The man, later identified by GPD Lt. Kevin Holbrook as 34-year-old Darrion Suave Fraley, passed by the nearby apartment complex and went into the adjacent neighborhood. Lt. Kevin Holbrook noted that Fraley's behavior had been "erratic," and it "looked like he kicked over a motorcycle (and) damaged a couple of vehicles."

Fraley encountered two female medics loading a patient into an ambulance.

Fraley, still wielding what one witness described as steak knives, allegedly threatened the medics and chased one down.

With the EMTs' lives potentially at risk, an armed neighbor intervened.

A woman claiming to be the armed neighbor's stepmother told WSB-TV that he is a military veteran and "came running back inside to get the weapon because the gentlemen started coming into our driveway."

When the veteran returned outside with his gun, Fraley allegedly turned his attention from the medics to the veteran and attacked him. The veteran responded by opening fire, hitting his attacker multiple times.

John Morea, a local resident, woke to the crackle of gunshots. "It was about four shots," he recalled. "Somebody outside popped him, and that was it."

The veteran's stepmother noted, "It's not what he planned to do this morning, but when someone comes at you, and it's between you and them ... his military training kicked in." She added: "You do what you do to protect you and yours."

According to Holbrook, after Fraley was shot, "He took the gun from the individual that shot him and attempted to use it by shooting him," but there were reportedly no more bullets in the gun.

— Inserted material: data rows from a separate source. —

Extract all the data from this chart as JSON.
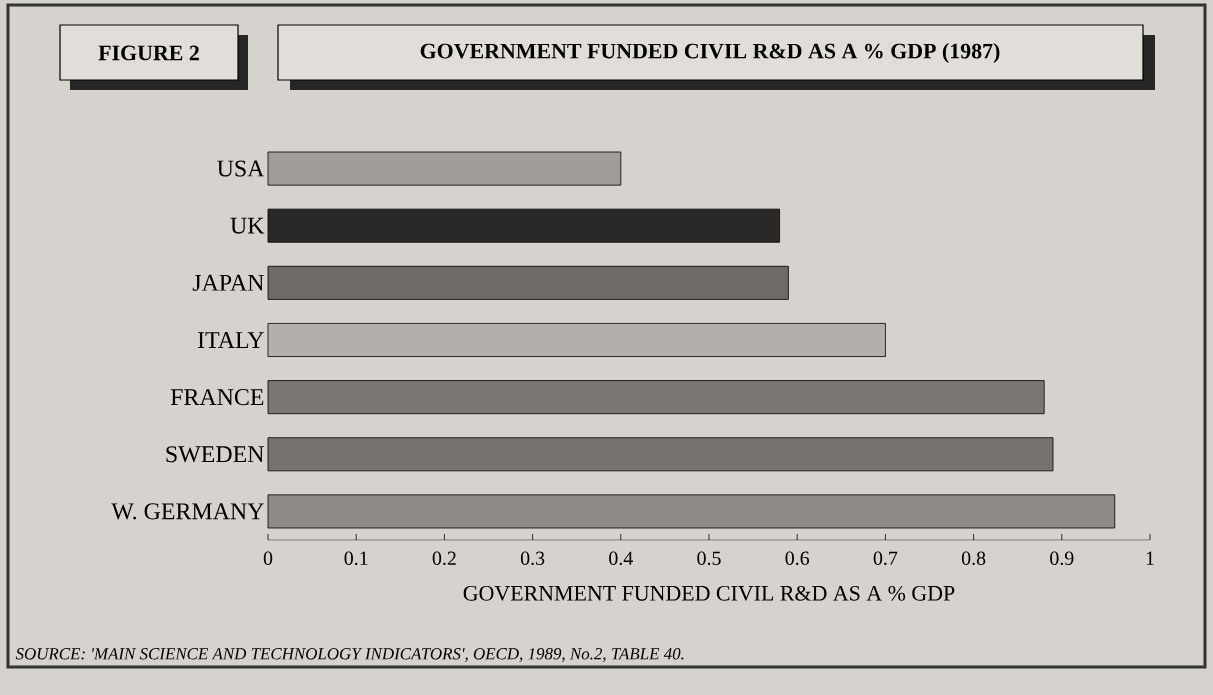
{
  "chart_data": {
    "type": "bar",
    "orientation": "horizontal",
    "title": "GOVERNMENT FUNDED CIVIL R&D AS A % GDP (1987)",
    "xlabel": "GOVERNMENT FUNDED CIVIL R&D AS A % GDP",
    "annotations": [
      "FIGURE 2",
      "*SOURCE: 'MAIN SCIENCE AND TECHNOLOGY INDICATORS', OECD, 1989, No.2, TABLE 40.*"
    ],
    "categories": [
      "USA",
      "UK",
      "JAPAN",
      "ITALY",
      "FRANCE",
      "SWEDEN",
      "W. GERMANY"
    ],
    "values": [
      0.4,
      0.58,
      0.59,
      0.7,
      0.88,
      0.89,
      0.96
    ],
    "colors": [
      "#a09c9a",
      "#2b2927",
      "#6e6a68",
      "#b3afac",
      "#7a7674",
      "#767270",
      "#8e8a88"
    ],
    "xlim": [
      0,
      1
    ],
    "xticks": [
      0,
      0.1,
      0.2,
      0.3,
      0.4,
      0.5,
      0.6,
      0.7,
      0.8,
      0.9,
      1
    ],
    "grid": false
  }
}
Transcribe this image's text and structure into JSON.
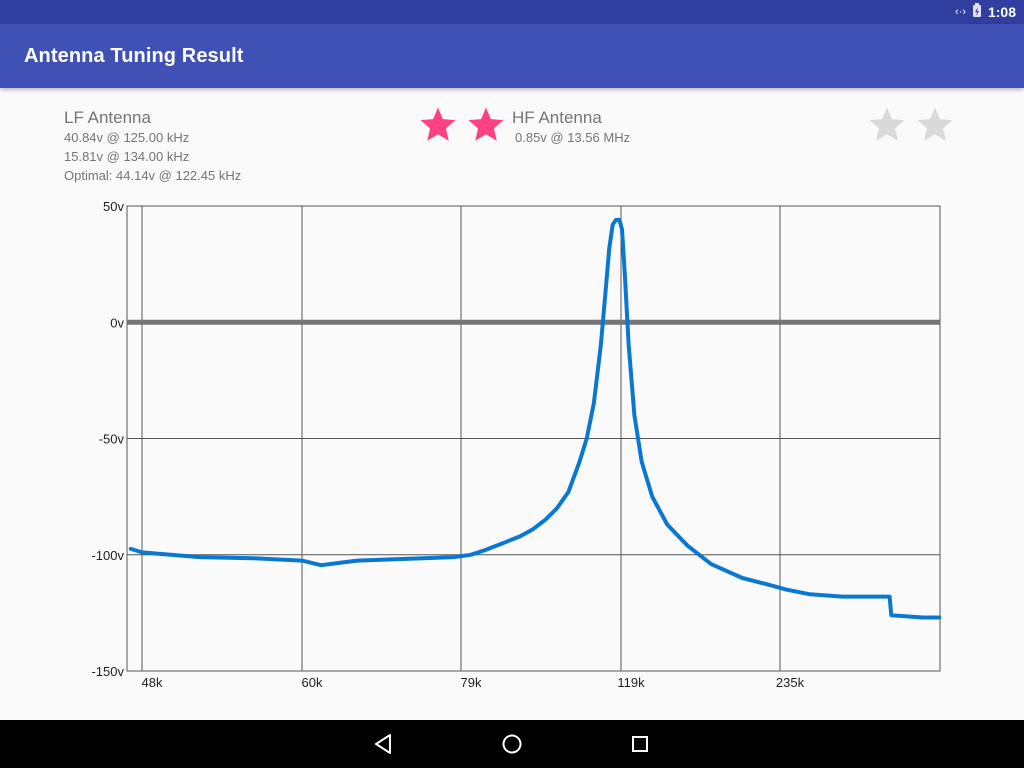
{
  "status_bar": {
    "time": "1:08"
  },
  "app_bar": {
    "title": "Antenna Tuning Result"
  },
  "lf_antenna": {
    "name": "LF Antenna",
    "lines": [
      "40.84v @ 125.00 kHz",
      "15.81v @ 134.00 kHz",
      "Optimal: 44.14v @ 122.45 kHz"
    ],
    "rating": {
      "filled": 2,
      "total": 2
    }
  },
  "hf_antenna": {
    "name": "HF Antenna",
    "lines": [
      "0.85v @ 13.56 MHz"
    ],
    "rating": {
      "filled": 0,
      "total": 2
    }
  },
  "colors": {
    "accent_star": "#ff4081",
    "empty_star": "#d9d9d9",
    "curve": "#0a78d0",
    "zero_line": "#757575",
    "primary": "#3f51b5",
    "primary_dark": "#303f9f"
  },
  "chart_data": {
    "type": "line",
    "title": "",
    "xlabel": "",
    "ylabel": "",
    "x_axis": "frequency (kHz)",
    "x_tick_labels": [
      "48k",
      "60k",
      "79k",
      "119k",
      "235k"
    ],
    "y_tick_labels": [
      "50v",
      "0v",
      "-50v",
      "-100v",
      "-150v"
    ],
    "y_ticks": [
      50,
      0,
      -50,
      -100,
      -150
    ],
    "ylim": [
      -150,
      50
    ],
    "grid": true,
    "zero_line": true,
    "series": [
      {
        "points": [
          [
            46.5,
            -97.5
          ],
          [
            48,
            -99
          ],
          [
            52,
            -101
          ],
          [
            56,
            -101.5
          ],
          [
            60,
            -102.5
          ],
          [
            62,
            -104.5
          ],
          [
            64,
            -103.5
          ],
          [
            66,
            -102.5
          ],
          [
            70,
            -102
          ],
          [
            74,
            -101.5
          ],
          [
            78,
            -101
          ],
          [
            81,
            -100
          ],
          [
            84,
            -98
          ],
          [
            88,
            -95
          ],
          [
            92,
            -92
          ],
          [
            95,
            -89
          ],
          [
            98,
            -85
          ],
          [
            101,
            -80
          ],
          [
            104,
            -73
          ],
          [
            107,
            -60
          ],
          [
            109,
            -50
          ],
          [
            111,
            -35
          ],
          [
            113,
            -10
          ],
          [
            114.5,
            15
          ],
          [
            115.5,
            32
          ],
          [
            116.5,
            42
          ],
          [
            117.5,
            44
          ],
          [
            118.5,
            44
          ],
          [
            119.5,
            40
          ],
          [
            121,
            20
          ],
          [
            123,
            -10
          ],
          [
            126,
            -40
          ],
          [
            130,
            -60
          ],
          [
            136,
            -75
          ],
          [
            145,
            -87
          ],
          [
            158,
            -96
          ],
          [
            175,
            -104
          ],
          [
            200,
            -110
          ],
          [
            225,
            -113
          ],
          [
            240,
            -115
          ],
          [
            260,
            -117
          ],
          [
            290,
            -118
          ],
          [
            320,
            -118
          ],
          [
            340,
            -118
          ],
          [
            342,
            -126
          ],
          [
            380,
            -127
          ],
          [
            402,
            -127
          ]
        ]
      }
    ]
  }
}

Fraley was taken to Northeast Georgia Medical Center in critical condition. He has been charged with attempted murder, two counts of obstruction of an EMT, possession of a firearm, possession of a knife during the commission of a crime, and aggravated assault.

Fraley's family later told KVVU that he had been diagnosed with paranoid schizophrenia and that the incident was result of an imbalance in his medication.

In a newly released 911 call, his mother told police Fraley had been "talking about killing people."

The armed neighbor suffered minor injuries and is not presently facing charges.

The ability of all law-abiding Americans in the state of Georgia to everywhere protect themselves, as the veteran did in Gainesville, is presently in contention.

Stacey Abrams, the Georgia Democrat candidate for governor, if elected, would repeal Republican Gov. Brian Kemp's "Constitutional Carry" law, thereby requiring lawful weapons carriers to have a Georgia weapons carry license to carry a firearm and further restricting the carrying of firearms in parks, historic sites, and recreational areas.

Abrams stated earlier this year, "I will work with every single person I can to repeal these senseless gun laws we've put on the books in the last decade."

Kemp, on the other hand, argued, "What we need to do is give law-abiding citizens the ability to carry a handgun without a piece of paper from the government. Which they have in the United States Constitution with the Second Amendment."